The hot weather had him out of sorts, he had left his cardigan at home and wore his short with the top button undone and the sleeves rolled up as a concession to the sweltering heat from summer. This was not his favorite season, making his lip sweaty under his moustache and making him irritable and short with his patients.
He had cuffed his trousers and let his bare toes touch the sand as he trudged over the hot sand to the pier. Willy waved enthusiastically as he drew near. The old mariner had mentioned to him a few times when they had been drinking at the saloon together that he should come by and see his shop and Willy offered to teach him how to fish. Harvey had finally decided to take him up on it this sunny afternoon after the clinic had shut.

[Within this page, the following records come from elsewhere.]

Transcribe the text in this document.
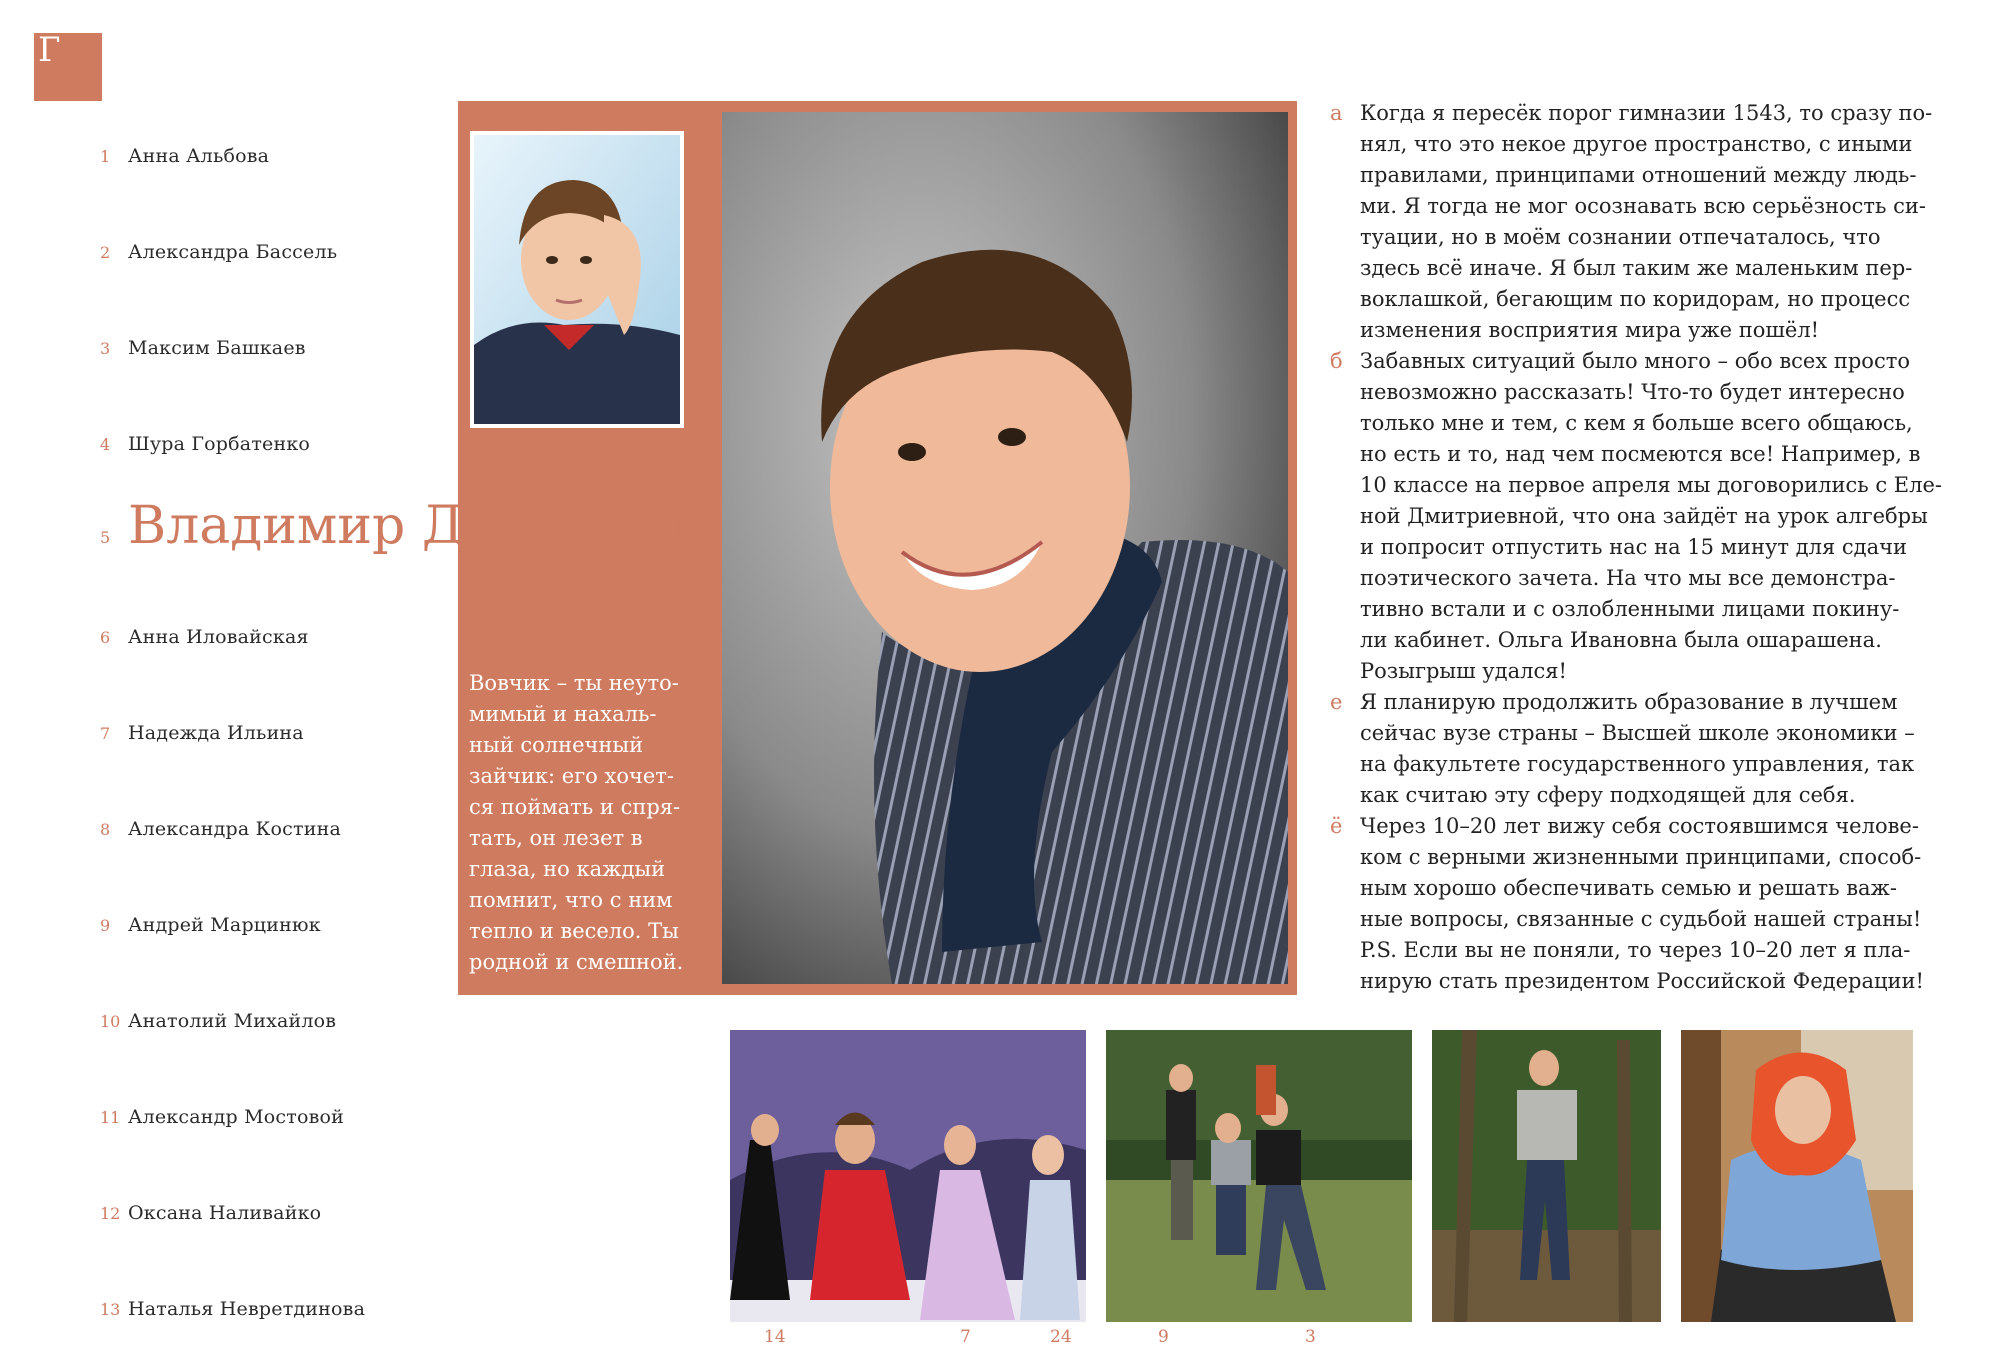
Г
1 Анна Альбова
2 Александра Бассель
3 Максим Башкаев
4 Шура Горбатенко
5 Владимир Дробижев
6 Анна Иловайская
7 Надежда Ильина
8 Александра Костина
9 Андрей Марцинюк
10 Анатолий Михайлов
11 Александр Мостовой
12 Оксана Наливайко
13 Наталья Невретдинова

Вовчик – ты неуто-
мимый и нахаль-
ный солнечный
зайчик: его хочет-
ся поймать и спря-
тать, он лезет в
глаза, но каждый
помнит, что с ним
тепло и весело. Ты
родной и смешной.

а Когда я пересёк порог гимназии 1543, то сразу по-
нял, что это некое другое пространство, с иными
правилами, принципами отношений между людь-
ми. Я тогда не мог осознавать всю серьёзность си-
туации, но в моём сознании отпечаталось, что
здесь всё иначе. Я был таким же маленьким пер-
воклашкой, бегающим по коридорам, но процесс
изменения восприятия мира уже пошёл!
б Забавных ситуаций было много – обо всех просто
невозможно рассказать! Что-то будет интересно
только мне и тем, с кем я больше всего общаюсь,
но есть и то, над чем посмеются все! Например, в
10 классе на первое апреля мы договорились с Еле-
ной Дмитриевной, что она зайдёт на урок алгебры
и попросит отпустить нас на 15 минут для сдачи
поэтического зачета. На что мы все демонстра-
тивно встали и с озлобленными лицами покину-
ли кабинет. Ольга Ивановна была ошарашена.
Розыгрыш удался!
е Я планирую продолжить образование в лучшем
сейчас вузе страны – Высшей школе экономики –
на факультете государственного управления, так
как считаю эту сферу подходящей для себя.
ё Через 10–20 лет вижу себя состоявшимся челове-
ком с верными жизненными принципами, способ-
ным хорошо обеспечивать семью и решать важ-
ные вопросы, связанные с судьбой нашей страны!
P.S. Если вы не поняли, то через 10–20 лет я пла-
нирую стать президентом Российской Федерации!
14	7	24	9	3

So here he sat, next to a stinky bucket of bait, as Willy explained lures and rod types. Eventually Harvey dropped the line on his borrowed training rod into the water waiting for any telltale bubbles. Willy continued to mutter gruffly to him about the fish he had caught over the years before the conversations slowed and the two men sat in companiable silence, listening to the scream of seagulls and the lap of the waves on the piles.

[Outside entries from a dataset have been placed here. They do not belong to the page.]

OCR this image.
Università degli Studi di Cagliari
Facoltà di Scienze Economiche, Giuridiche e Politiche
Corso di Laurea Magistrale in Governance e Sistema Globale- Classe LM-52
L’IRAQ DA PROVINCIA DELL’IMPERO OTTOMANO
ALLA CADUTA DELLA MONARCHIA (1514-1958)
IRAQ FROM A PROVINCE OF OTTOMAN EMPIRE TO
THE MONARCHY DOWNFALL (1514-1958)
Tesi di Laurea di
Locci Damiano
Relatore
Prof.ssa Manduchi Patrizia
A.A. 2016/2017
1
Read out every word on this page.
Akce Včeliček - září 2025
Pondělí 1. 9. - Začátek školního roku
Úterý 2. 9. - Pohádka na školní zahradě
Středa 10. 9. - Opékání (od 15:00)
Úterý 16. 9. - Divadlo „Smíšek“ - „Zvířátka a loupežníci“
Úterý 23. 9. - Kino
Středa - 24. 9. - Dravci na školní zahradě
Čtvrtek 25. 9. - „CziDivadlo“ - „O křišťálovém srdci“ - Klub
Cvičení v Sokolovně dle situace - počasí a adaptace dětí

"I see how you can live alone out here Willy, a man could get used to the peace out here." Willy nodded his head at Harvey's compliment.
"Aye, its not a bad life. But when ones love is the sea, you see your share of storms too" The old man stared out at the azure blue sea and sky, "But yer a young man still, you don't want a lonely life like mine." Harvey frowned as Willy made an exert jerk of his wrist, flicking a sardine out of the water and expertly pulled it off the hook onto the bucket next to him.
"I'm not that young Willy, and life isn't too lonely when I have the town to look after. Eventually most people around here come through my door" Harvey shrugged it off but Willy fixed him with a penetrating glare.
"Yer an odd fish yeurself." The old man grumbled, and they went back to companiable silence as the air began to cool into a sunset that stained the sky orange and danced reflections off the gentle waves. His eyes were drawn out to see and he missed the tugs on his rod as he watched the view. He also missed the sight of Willy shaking his head at Harvey, as the mariner pulled up on his own rod to flick up a beautiful red mullet into his waiting bucket. His eyes looked around the beach and he noticed a figure with a flower in her hair standing on the pier to the east of them.
Silhouetted against the sunset he saw the farmer fishing, her arms tensing and relaxing as she strained at her rod to hold whatever catch thrashed around the waters of the abandoned pier. Willy gasped and clapped a hand to his chest in admiration.
"If my old pappy was around to see this, she's got an octopus. It warms the cockles of my heart to see it." His tone was almost reverent as they watched her struggle with hauling this thing out of the water.
Harvey and Willy watched from outside the fish shop on the wharf over to the abandoned pier where finally she hauled up a slimy and writhing octopus. Its orange tentacles wrapped about the pole and line of the fishing rod and the farmer pulled out a small dagger to pry it off into her waiting bucket. As she wrestled with it, its curled arms gave up treasure it had been hiding and Harvey watched her pull out and handful of stone, and three large round red stones she looked at closer before throwing into her satchel.
Looking up, the farmer caught sigh of them. She raised and arm in hello as she quickly snacked on a peach, throwing the pit to the sea followed by her fishing line into the water again.
"Now that's a woman," Willy muttered, clearly impressed, the wrinkles by his eyes holding twinkling eyes. Harvey started to realize the sun had almost set and Willy was picking up the supplies and tidying up shop. Harvey said goodbye and made a quick exit down the beach before it got too dark to see. He looked out to the pier by the rockpools as he left, it was almost too dark to see but oddly the farmer had a soft glow around her, almost a bioluminescence that was reflected back in the sea below her as she swiftly pulled up another catch.
He shivered a little without his cardigan as the summer air quickly cooled into night and the dark set on quick as he reached the bridge back to town. Being out after dark wasn't something he tried to do much here, they were close to the forest and he had heard wild animals rummaging and knocking over trash bins in the night before. In the areas without street lights he marveled at how dark the night air was and he felt nervous as he crossed the square to the clinic and home to his apartment above.